A decisão do Papa Francisco, em 2021, de restringir severamente a celebração da missa tridentina pelo motu proprio Traditionis Custodes, é vista por muitos fiéis como ruptura com a promessa de São Pio V. Para os que se alinham ao conservadorismo autêntico, tal medida não apenas ignora a tradição, mas consagra o conservantismo: a manutenção da conveniência pastoral sobre a fidelidade à verdade litúrgica.
4. A polidez como verniz monstruoso
A polidez, quando fruto da caridade, é virtude; mas quando usada para encobrir a traição à verdade, torna-se um verniz monstruoso. É a cortesia dos fariseus, que cuidavam do exterior mas esqueciam a justiça, a misericórdia e a fidelidade (cf. Mt 23,23–28).
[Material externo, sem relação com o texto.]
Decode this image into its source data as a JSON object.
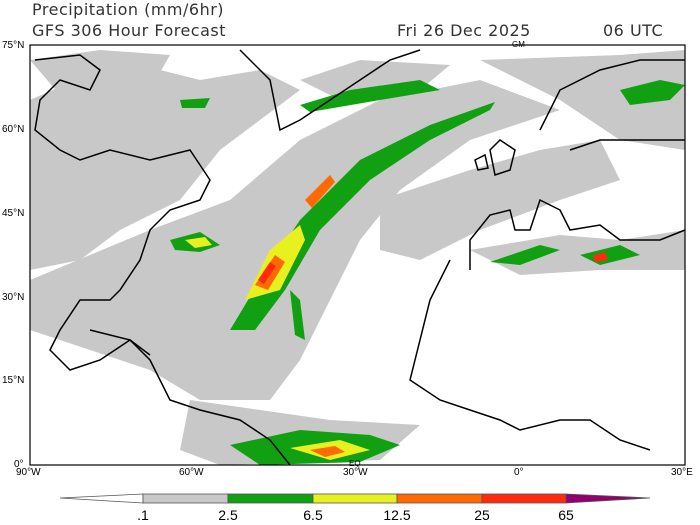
{
  "header": {
    "title": "Precipitation (mm/6hr)",
    "model": "GFS 306 Hour Forecast",
    "date": "Fri 26 Dec 2025",
    "time": "06 UTC"
  },
  "map": {
    "lat_labels": [
      "75°N",
      "60°N",
      "45°N",
      "30°N",
      "15°N",
      "0°"
    ],
    "lon_labels": [
      "90°W",
      "60°W",
      "30°W",
      "0°",
      "30°E"
    ],
    "markers": {
      "gm": "GM",
      "eq": "EQ"
    }
  },
  "legend": {
    "labels": [
      ".1",
      "2.5",
      "6.5",
      "12.5",
      "25",
      "65"
    ],
    "colors": [
      "#ffffff",
      "#c8c8c8",
      "#11a011",
      "#e8f020",
      "#ff6a00",
      "#ff2a10",
      "#900070"
    ]
  }
}
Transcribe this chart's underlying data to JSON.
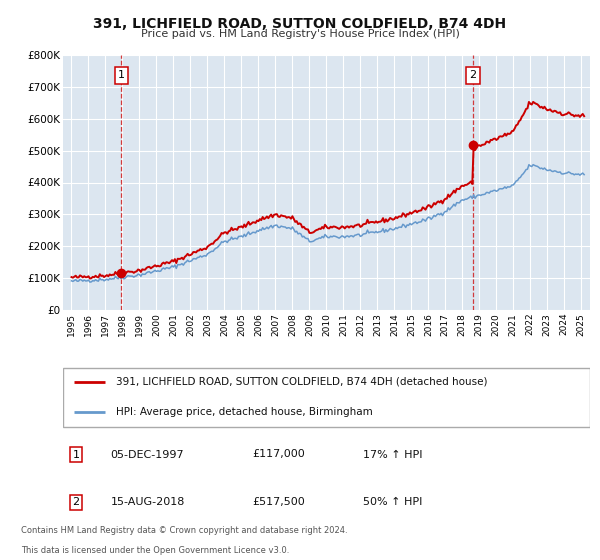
{
  "title": "391, LICHFIELD ROAD, SUTTON COLDFIELD, B74 4DH",
  "subtitle": "Price paid vs. HM Land Registry's House Price Index (HPI)",
  "legend_line1": "391, LICHFIELD ROAD, SUTTON COLDFIELD, B74 4DH (detached house)",
  "legend_line2": "HPI: Average price, detached house, Birmingham",
  "footnote1": "Contains HM Land Registry data © Crown copyright and database right 2024.",
  "footnote2": "This data is licensed under the Open Government Licence v3.0.",
  "sale1_label": "1",
  "sale1_date": "05-DEC-1997",
  "sale1_price": "£117,000",
  "sale1_hpi": "17% ↑ HPI",
  "sale2_label": "2",
  "sale2_date": "15-AUG-2018",
  "sale2_price": "£517,500",
  "sale2_hpi": "50% ↑ HPI",
  "red_color": "#cc0000",
  "blue_color": "#6699cc",
  "bg_color": "#dce6f0",
  "grid_color": "#ffffff",
  "sale1_x": 1997.92,
  "sale1_y": 117000,
  "sale2_x": 2018.62,
  "sale2_y": 517500,
  "vline1_x": 1997.92,
  "vline2_x": 2018.62,
  "ylim_min": 0,
  "ylim_max": 800000,
  "xlim_min": 1994.5,
  "xlim_max": 2025.5,
  "yticks": [
    0,
    100000,
    200000,
    300000,
    400000,
    500000,
    600000,
    700000,
    800000
  ],
  "ylabels": [
    "£0",
    "£100K",
    "£200K",
    "£300K",
    "£400K",
    "£500K",
    "£600K",
    "£700K",
    "£800K"
  ],
  "xticks": [
    1995,
    1996,
    1997,
    1998,
    1999,
    2000,
    2001,
    2002,
    2003,
    2004,
    2005,
    2006,
    2007,
    2008,
    2009,
    2010,
    2011,
    2012,
    2013,
    2014,
    2015,
    2016,
    2017,
    2018,
    2019,
    2020,
    2021,
    2022,
    2023,
    2024,
    2025
  ]
}
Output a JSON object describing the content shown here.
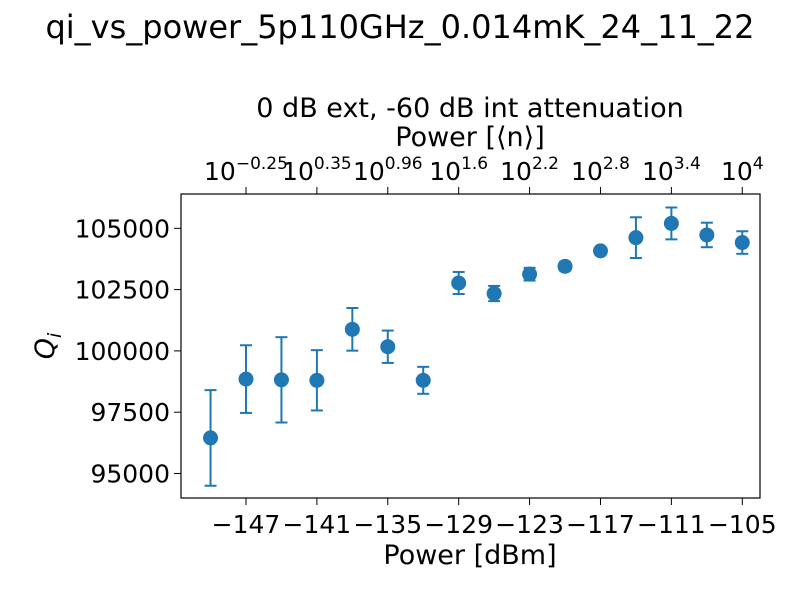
{
  "chart_data": {
    "type": "scatter",
    "title": "qi_vs_power_5p110GHz_0.014mK_24_11_22",
    "secondary_title": "0 dB ext, -60 dB int attenuation",
    "xlabel": "Power [dBm]",
    "ylabel": "Q_i",
    "top_xlabel": "Power [⟨n⟩]",
    "xlim": [
      -152.5,
      -103.5
    ],
    "ylim": [
      94000,
      106400
    ],
    "x_ticks": [
      -147,
      -141,
      -135,
      -129,
      -123,
      -117,
      -111,
      -105
    ],
    "y_ticks": [
      95000,
      97500,
      100000,
      102500,
      105000
    ],
    "top_ticks": [
      {
        "base": "10",
        "exp": "−0.25"
      },
      {
        "base": "10",
        "exp": "0.35"
      },
      {
        "base": "10",
        "exp": "0.96"
      },
      {
        "base": "10",
        "exp": "1.6"
      },
      {
        "base": "10",
        "exp": "2.2"
      },
      {
        "base": "10",
        "exp": "2.8"
      },
      {
        "base": "10",
        "exp": "3.4"
      },
      {
        "base": "10",
        "exp": "4"
      }
    ],
    "series": [
      {
        "color": "#1f77b4",
        "x": [
          -150,
          -147,
          -144,
          -141,
          -138,
          -135,
          -132,
          -129,
          -126,
          -123,
          -120,
          -117,
          -114,
          -111,
          -108,
          -105
        ],
        "y": [
          96450,
          98850,
          98820,
          98800,
          100880,
          100170,
          98800,
          102770,
          102340,
          103130,
          103450,
          104080,
          104620,
          105200,
          104730,
          104420
        ],
        "yerr": [
          1950,
          1380,
          1740,
          1230,
          870,
          660,
          550,
          450,
          310,
          260,
          170,
          140,
          830,
          650,
          500,
          460
        ]
      }
    ],
    "grid": false,
    "legend": "none"
  }
}
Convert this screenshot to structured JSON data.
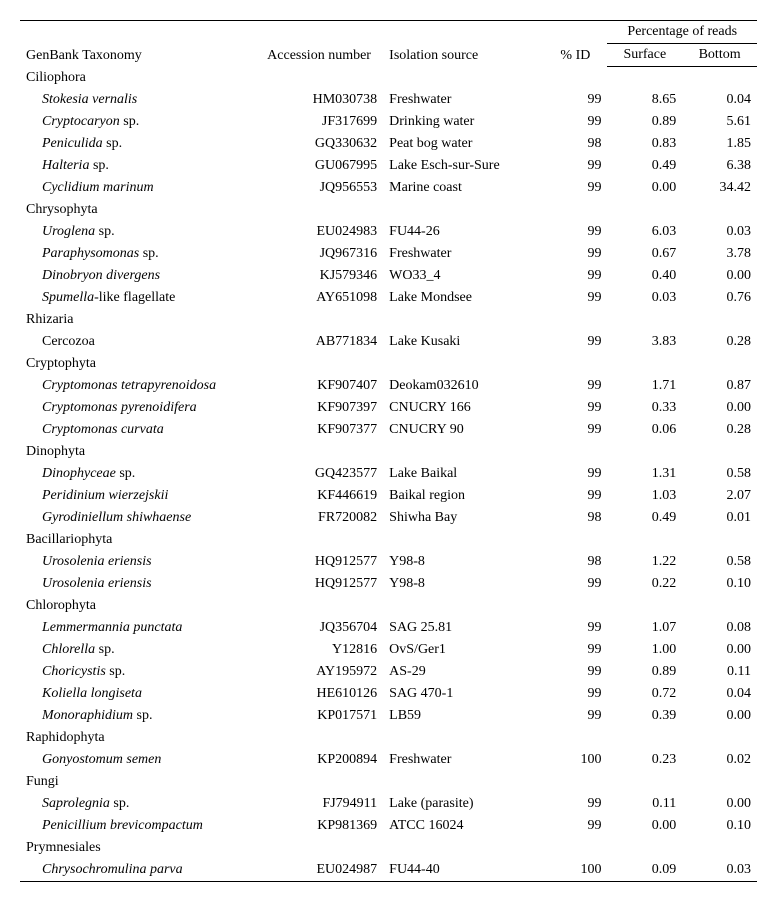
{
  "headers": {
    "taxonomy": "GenBank Taxonomy",
    "accession": "Accession number",
    "isolation": "Isolation source",
    "id": "% ID",
    "reads_group": "Percentage of reads",
    "surface": "Surface",
    "bottom": "Bottom"
  },
  "groups": [
    {
      "name": "Ciliophora",
      "rows": [
        {
          "taxonomy_html": "<span class='italic'>Stokesia vernalis</span>",
          "accession": "HM030738",
          "isolation": "Freshwater",
          "id": "99",
          "surface": "8.65",
          "bottom": "0.04"
        },
        {
          "taxonomy_html": "<span class='italic'>Cryptocaryon</span> sp.",
          "accession": "JF317699",
          "isolation": "Drinking water",
          "id": "99",
          "surface": "0.89",
          "bottom": "5.61"
        },
        {
          "taxonomy_html": "<span class='italic'>Peniculida</span> sp.",
          "accession": "GQ330632",
          "isolation": "Peat bog water",
          "id": "98",
          "surface": "0.83",
          "bottom": "1.85"
        },
        {
          "taxonomy_html": "<span class='italic'>Halteria</span> sp.",
          "accession": "GU067995",
          "isolation": "Lake Esch-sur-Sure",
          "id": "99",
          "surface": "0.49",
          "bottom": "6.38"
        },
        {
          "taxonomy_html": "<span class='italic'>Cyclidium marinum</span>",
          "accession": "JQ956553",
          "isolation": "Marine coast",
          "id": "99",
          "surface": "0.00",
          "bottom": "34.42"
        }
      ]
    },
    {
      "name": "Chrysophyta",
      "rows": [
        {
          "taxonomy_html": "<span class='italic'>Uroglena</span> sp.",
          "accession": "EU024983",
          "isolation": "FU44-26",
          "id": "99",
          "surface": "6.03",
          "bottom": "0.03"
        },
        {
          "taxonomy_html": "<span class='italic'>Paraphysomonas</span> sp.",
          "accession": "JQ967316",
          "isolation": "Freshwater",
          "id": "99",
          "surface": "0.67",
          "bottom": "3.78"
        },
        {
          "taxonomy_html": "<span class='italic'>Dinobryon divergens</span>",
          "accession": "KJ579346",
          "isolation": "WO33_4",
          "id": "99",
          "surface": "0.40",
          "bottom": "0.00"
        },
        {
          "taxonomy_html": "<span class='italic'>Spumella</span>-like flagellate",
          "accession": "AY651098",
          "isolation": "Lake Mondsee",
          "id": "99",
          "surface": "0.03",
          "bottom": "0.76"
        }
      ]
    },
    {
      "name": "Rhizaria",
      "rows": [
        {
          "taxonomy_html": "Cercozoa",
          "accession": "AB771834",
          "isolation": "Lake Kusaki",
          "id": "99",
          "surface": "3.83",
          "bottom": "0.28"
        }
      ]
    },
    {
      "name": "Cryptophyta",
      "rows": [
        {
          "taxonomy_html": "<span class='italic'>Cryptomonas tetrapyrenoidosa</span>",
          "accession": "KF907407",
          "isolation": "Deokam032610",
          "id": "99",
          "surface": "1.71",
          "bottom": "0.87"
        },
        {
          "taxonomy_html": "<span class='italic'>Cryptomonas pyrenoidifera</span>",
          "accession": "KF907397",
          "isolation": "CNUCRY 166",
          "id": "99",
          "surface": "0.33",
          "bottom": "0.00"
        },
        {
          "taxonomy_html": "<span class='italic'>Cryptomonas curvata</span>",
          "accession": "KF907377",
          "isolation": "CNUCRY 90",
          "id": "99",
          "surface": "0.06",
          "bottom": "0.28"
        }
      ]
    },
    {
      "name": "Dinophyta",
      "rows": [
        {
          "taxonomy_html": "<span class='italic'>Dinophyceae</span> sp.",
          "accession": "GQ423577",
          "isolation": "Lake Baikal",
          "id": "99",
          "surface": "1.31",
          "bottom": "0.58"
        },
        {
          "taxonomy_html": "<span class='italic'>Peridinium wierzejskii</span>",
          "accession": "KF446619",
          "isolation": "Baikal region",
          "id": "99",
          "surface": "1.03",
          "bottom": "2.07"
        },
        {
          "taxonomy_html": "<span class='italic'>Gyrodiniellum shiwhaense</span>",
          "accession": "FR720082",
          "isolation": "Shiwha Bay",
          "id": "98",
          "surface": "0.49",
          "bottom": "0.01"
        }
      ]
    },
    {
      "name": "Bacillariophyta",
      "rows": [
        {
          "taxonomy_html": "<span class='italic'>Urosolenia eriensis</span>",
          "accession": "HQ912577",
          "isolation": "Y98-8",
          "id": "98",
          "surface": "1.22",
          "bottom": "0.58"
        },
        {
          "taxonomy_html": "<span class='italic'>Urosolenia eriensis</span>",
          "accession": "HQ912577",
          "isolation": "Y98-8",
          "id": "99",
          "surface": "0.22",
          "bottom": "0.10"
        }
      ]
    },
    {
      "name": "Chlorophyta",
      "rows": [
        {
          "taxonomy_html": "<span class='italic'>Lemmermannia punctata</span>",
          "accession": "JQ356704",
          "isolation": "SAG 25.81",
          "id": "99",
          "surface": "1.07",
          "bottom": "0.08"
        },
        {
          "taxonomy_html": "<span class='italic'>Chlorella</span> sp.",
          "accession": "Y12816",
          "isolation": "OvS/Ger1",
          "id": "99",
          "surface": "1.00",
          "bottom": "0.00"
        },
        {
          "taxonomy_html": "<span class='italic'>Choricystis</span> sp.",
          "accession": "AY195972",
          "isolation": "AS-29",
          "id": "99",
          "surface": "0.89",
          "bottom": "0.11"
        },
        {
          "taxonomy_html": "<span class='italic'>Koliella longiseta</span>",
          "accession": "HE610126",
          "isolation": "SAG 470-1",
          "id": "99",
          "surface": "0.72",
          "bottom": "0.04"
        },
        {
          "taxonomy_html": "<span class='italic'>Monoraphidium</span> sp.",
          "accession": "KP017571",
          "isolation": "LB59",
          "id": "99",
          "surface": "0.39",
          "bottom": "0.00"
        }
      ]
    },
    {
      "name": "Raphidophyta",
      "rows": [
        {
          "taxonomy_html": "<span class='italic'>Gonyostomum semen</span>",
          "accession": "KP200894",
          "isolation": "Freshwater",
          "id": "100",
          "surface": "0.23",
          "bottom": "0.02"
        }
      ]
    },
    {
      "name": "Fungi",
      "rows": [
        {
          "taxonomy_html": "<span class='italic'>Saprolegnia</span> sp.",
          "accession": "FJ794911",
          "isolation": "Lake (parasite)",
          "id": "99",
          "surface": "0.11",
          "bottom": "0.00"
        },
        {
          "taxonomy_html": "<span class='italic'>Penicillium brevicompactum</span>",
          "accession": "KP981369",
          "isolation": "ATCC 16024",
          "id": "99",
          "surface": "0.00",
          "bottom": "0.10"
        }
      ]
    },
    {
      "name": "Prymnesiales",
      "rows": [
        {
          "taxonomy_html": "<span class='italic'>Chrysochromulina parva</span>",
          "accession": "EU024987",
          "isolation": "FU44-40",
          "id": "100",
          "surface": "0.09",
          "bottom": "0.03"
        }
      ]
    }
  ]
}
No âmbito eclesial, isso se traduz na atitude de considerar “falta de educação” a crítica aos erros ou abusos, quando na verdade a falta de caridade é tolerar o erro em nome da boa convivência. O verniz da polidez pode até manter uma aparência de ordem, mas mina por dentro a fidelidade a Cristo.
5. Veritas e Convenientia: uma chave teológica
A tradição filosófica e teológica distingue entre veritas (a verdade como conformidade com o ser) e convenientia (aquilo que convém, que é adequado ou útil em determinado contexto).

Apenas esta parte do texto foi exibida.